In 1940, he appeared in five films, including Blondie Plays Cupid and Babies for Sale. After serving with the Marines during the Second World War, Ford starred in 1946 as a small-time gambler in Gilda, opposite Rita Hayworth.

The film about frustrated romance and corruption in post-war Argentina became a film noir classic. Hayworth plays Ford's former love, a sometime nightclub singer married to a casino operator, and she sizzles onscreen performing Put the Blame on Mame.

Ford speaks the memorable voice-over in the opening scene: "To me a dollar was a dollar in any language. It was my first night in the Argentine and I didn't know much about the local citizens. But I knew about American sailors, and I knew I'd better get out of there."

Two years later he made The Loves of Carmen, also with Hayworth.

"It was one of the greatest mistakes I ever made, embarrassing," Ford said of the latter film. "But it was worth it, just to work with her again."
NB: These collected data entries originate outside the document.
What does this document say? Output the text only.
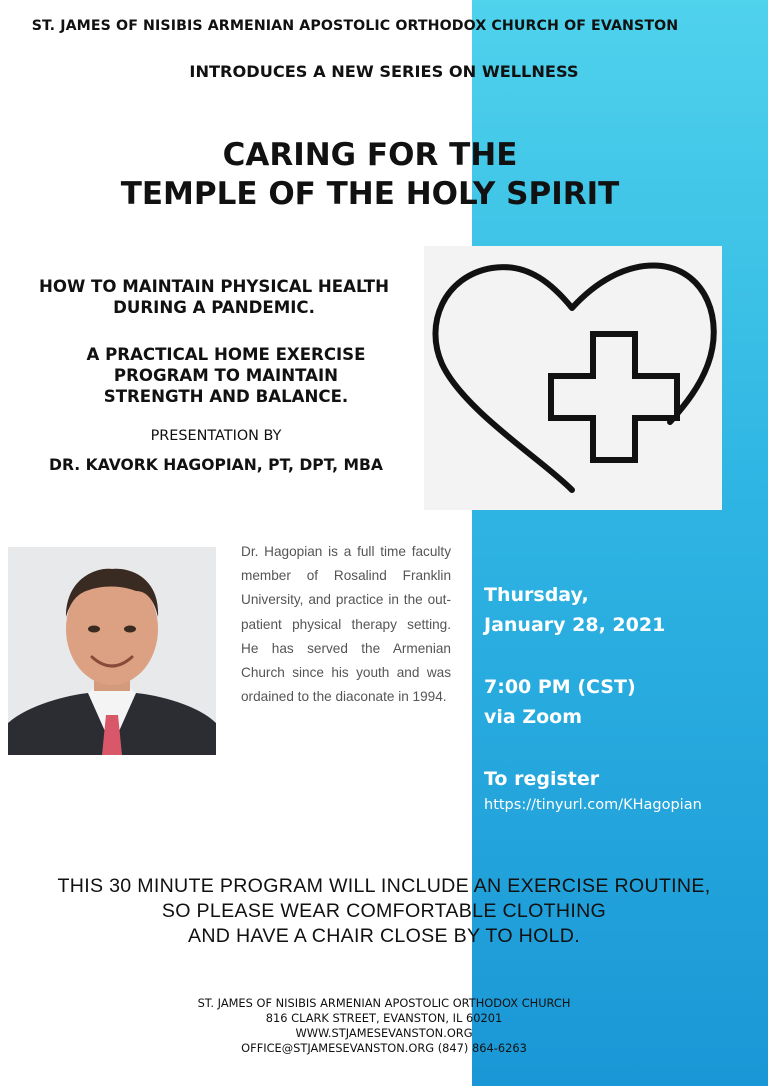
ST. JAMES OF NISIBIS ARMENIAN APOSTOLIC ORTHODOX CHURCH OF EVANSTON
INTRODUCES A NEW SERIES ON WELLNESS
CARING FOR THE
TEMPLE OF THE HOLY SPIRIT
HOW TO MAINTAIN PHYSICAL HEALTH
DURING A PANDEMIC.
A PRACTICAL HOME EXERCISE
PROGRAM TO MAINTAIN
STRENGTH AND BALANCE.
PRESENTATION BY
DR. KAVORK HAGOPIAN, PT, DPT, MBA
Dr. Hagopian is a full time faculty member of Rosalind Franklin University, and practice in the out-patient physical therapy setting. He has served the Armenian Church since his youth and was ordained to the diaconate in 1994.
Thursday,
January 28, 2021
7:00 PM (CST)
via Zoom
To register
https://tinyurl.com/KHagopian
THIS 30 MINUTE PROGRAM WILL INCLUDE AN EXERCISE ROUTINE,
SO PLEASE WEAR COMFORTABLE CLOTHING
AND HAVE A CHAIR CLOSE BY TO HOLD.
ST. JAMES OF NISIBIS ARMENIAN APOSTOLIC ORTHODOX CHURCH
816 CLARK STREET, EVANSTON, IL 60201
WWW.STJAMESEVANSTON.ORG
OFFICE@STJAMESEVANSTON.ORG (847) 864-6263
Among his competitors for leading roles was William Holden. Both actors, Ford said, would stuff paper in their shoes to appear taller than the other. "Finally, neither of us could walk, so we said the hell with it."
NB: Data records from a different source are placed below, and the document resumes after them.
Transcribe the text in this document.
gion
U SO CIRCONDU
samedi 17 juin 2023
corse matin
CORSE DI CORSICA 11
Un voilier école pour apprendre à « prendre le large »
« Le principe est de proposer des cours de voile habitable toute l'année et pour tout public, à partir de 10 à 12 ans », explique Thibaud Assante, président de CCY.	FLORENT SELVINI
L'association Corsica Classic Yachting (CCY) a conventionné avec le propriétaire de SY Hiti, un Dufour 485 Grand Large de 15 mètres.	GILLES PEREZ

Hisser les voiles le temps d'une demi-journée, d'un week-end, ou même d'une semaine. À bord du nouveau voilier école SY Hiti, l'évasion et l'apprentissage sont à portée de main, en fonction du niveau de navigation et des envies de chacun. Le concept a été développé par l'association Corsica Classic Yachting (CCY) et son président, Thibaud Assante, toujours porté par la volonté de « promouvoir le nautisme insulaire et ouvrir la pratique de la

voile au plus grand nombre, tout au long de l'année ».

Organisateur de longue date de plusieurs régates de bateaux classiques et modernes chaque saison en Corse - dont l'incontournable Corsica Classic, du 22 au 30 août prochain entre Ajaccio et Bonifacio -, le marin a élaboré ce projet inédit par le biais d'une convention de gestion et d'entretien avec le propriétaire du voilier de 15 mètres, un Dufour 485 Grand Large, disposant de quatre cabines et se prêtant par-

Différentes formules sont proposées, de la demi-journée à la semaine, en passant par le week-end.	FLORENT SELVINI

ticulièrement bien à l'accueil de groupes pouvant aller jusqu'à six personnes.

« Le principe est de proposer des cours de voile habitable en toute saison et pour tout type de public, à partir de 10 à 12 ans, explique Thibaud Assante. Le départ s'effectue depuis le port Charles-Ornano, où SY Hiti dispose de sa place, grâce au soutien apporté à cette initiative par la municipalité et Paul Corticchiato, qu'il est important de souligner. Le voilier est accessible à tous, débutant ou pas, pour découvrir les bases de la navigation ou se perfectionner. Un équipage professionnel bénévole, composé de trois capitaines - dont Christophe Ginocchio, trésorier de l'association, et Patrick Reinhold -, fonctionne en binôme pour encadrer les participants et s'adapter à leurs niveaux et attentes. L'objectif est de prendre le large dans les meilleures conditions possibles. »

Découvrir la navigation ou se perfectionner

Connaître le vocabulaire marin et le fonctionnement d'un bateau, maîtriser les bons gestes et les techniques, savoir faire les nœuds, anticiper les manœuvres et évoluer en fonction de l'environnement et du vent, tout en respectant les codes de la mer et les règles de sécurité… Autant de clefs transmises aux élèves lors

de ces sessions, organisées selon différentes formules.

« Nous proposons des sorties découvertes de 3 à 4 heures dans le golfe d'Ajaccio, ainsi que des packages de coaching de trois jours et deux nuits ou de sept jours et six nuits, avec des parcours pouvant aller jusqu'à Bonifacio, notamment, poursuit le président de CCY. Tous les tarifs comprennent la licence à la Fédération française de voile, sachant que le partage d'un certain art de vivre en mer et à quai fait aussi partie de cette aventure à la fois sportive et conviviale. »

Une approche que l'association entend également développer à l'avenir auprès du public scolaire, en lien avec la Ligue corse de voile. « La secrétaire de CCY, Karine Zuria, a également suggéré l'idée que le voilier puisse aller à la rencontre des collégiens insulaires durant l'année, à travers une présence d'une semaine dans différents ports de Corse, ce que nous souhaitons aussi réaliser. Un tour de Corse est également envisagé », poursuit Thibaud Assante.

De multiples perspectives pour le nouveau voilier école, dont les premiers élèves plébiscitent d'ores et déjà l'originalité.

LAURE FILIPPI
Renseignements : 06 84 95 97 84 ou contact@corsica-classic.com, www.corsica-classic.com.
Ford also played against Bette Davis in A Stolen Life.

One of his best-known roles was in the 1955 The Blackboard Jungle, where he portrayed a young, soft-spoken teacher in a slum school who inspires a class full of juvenile delinquents to care about life.

"We did a film together, and it was for me a great experience because I had always admired his work," recalled Poitier. "When I saw him in films I had always marvelled at the subtlety of his work. He was truly gifted."
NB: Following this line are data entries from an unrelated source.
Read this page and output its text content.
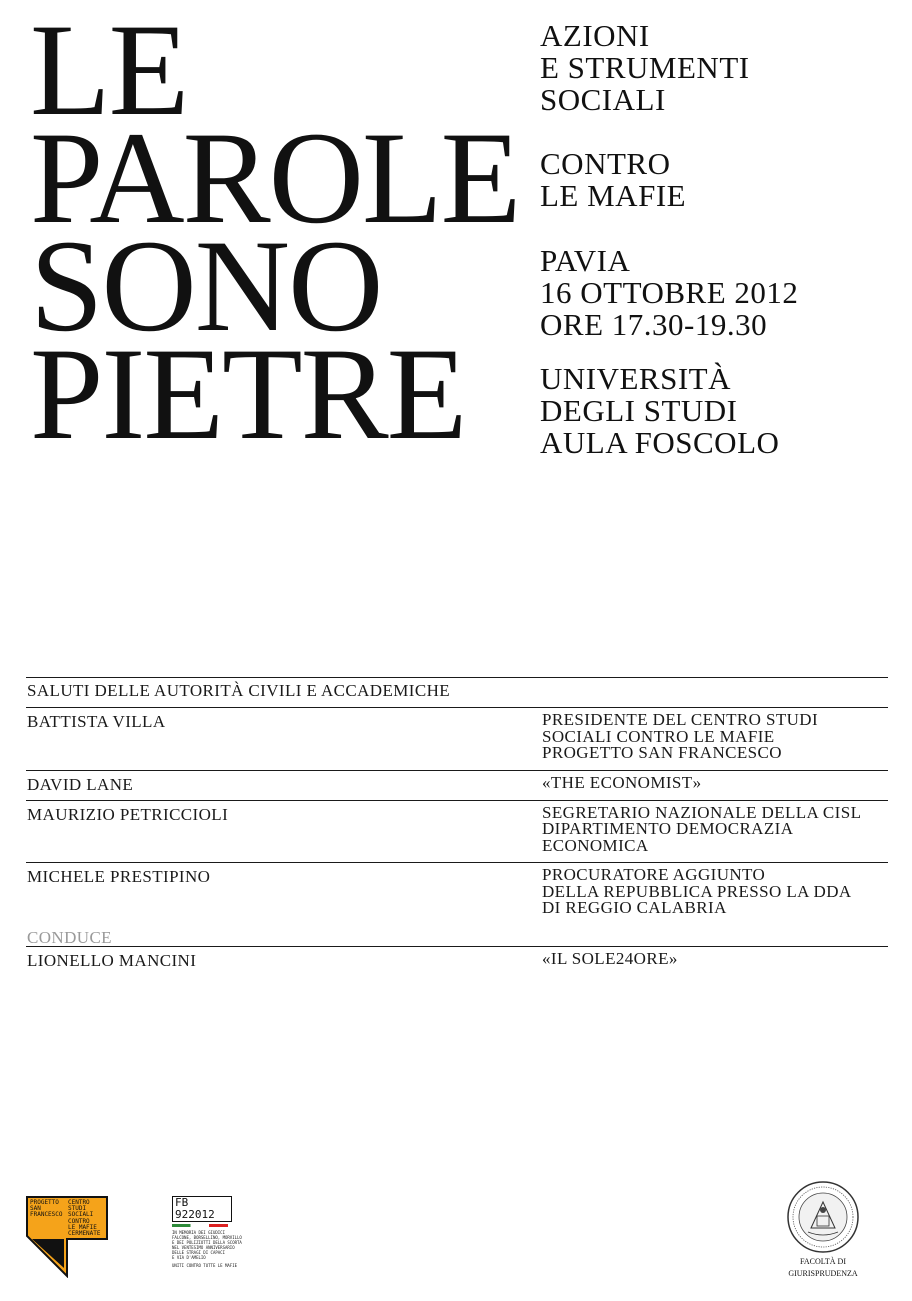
LE
PAROLE
SONO
PIETRE
AZIONI
E STRUMENTI
SOCIALI
CONTRO
LE MAFIE
PAVIA
16 OTTOBRE 2012
ORE 17.30-19.30
UNIVERSITÀ
DEGLI STUDI
AULA FOSCOLO
SALUTI DELLE AUTORITÀ CIVILI E ACCADEMICHE
BATTISTA VILLA	PRESIDENTE DEL CENTRO STUDI
SOCIALI CONTRO LE MAFIE
PROGETTO SAN FRANCESCO
DAVID LANE	«THE ECONOMIST»
MAURIZIO PETRICCIOLI	SEGRETARIO NAZIONALE DELLA CISL
DIPARTIMENTO DEMOCRAZIA
ECONOMICA
MICHELE PRESTIPINO	PROCURATORE AGGIUNTO
DELLA REPUBBLICA PRESSO LA DDA
DI REGGIO CALABRIA
CONDUCE
LIONELLO MANCINI	«IL SOLE24ORE»
PROGETTO
SAN
FRANCESCO
CENTRO
STUDI
SOCIALI
CONTRO
LE MAFIE
CERMENATE
FB 922012
IN MEMORIA DEI GIUDICI
FALCONE, BORSELLINO, MORVILLO
E DEI POLIZIOTTI DELLA SCORTA
NEL VENTESIMO ANNIVERSARIO
DELLE STRAGI DI CAPACI
E VIA D'AMELIO
UNITI CONTRO TUTTE LE MAFIE	FACOLTÀ DI
GIURISPRUDENZA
In The Big Heat, 1953, a gritty crime story, Ford played a police detective.

"Acting is just being truthful," he once said. "I have to play myself. I'm not an actor who can take on another character, like Laurence Olivier. The worst thing I could do would be to play Shakespeare."

He was born Gwyllyn Samuel Newton Ford on May 1, 1916, in Quebec, the son of a railway executive. The first name reflected his family's Welsh roots. When Ford joined Columbia, Cohn asked him to change his name to John Gower; Ford refused but switched his first name to Glenn, after his father's birthplace of Glenford.

He moved to Southern California at eight and promptly fell in love with showbusiness, even sneaking onto a Culver City studio lot at night. He took to the stage at Santa Monica High School. His first professional job was as a searchlight operator in front of a movie house.

He started his career in theatre, as an actor with West Coast stage companies and as Tallulah Bankhead's stage manager in New York. In 1939, he made his first Hollywood film opposite Jean Rogers in the romance Heaven With a Barbed Wire Fence.

His director, Ricardo Cortez, told Ford he would never amount to anything and the actor returned to New York. He didn't stay away from Hollywood long, though, signing a 14-year contract with Columbia Pictures.

He married actress-dancer Eleanor Powell in 1943; the two divorced in 1959. They had a son, Peter. A 1965 marriage to actress Kathryn Hays ended quickly. In 1977, he married model Cynthia Hayward, 32 years his junior. They were divorced in 1984.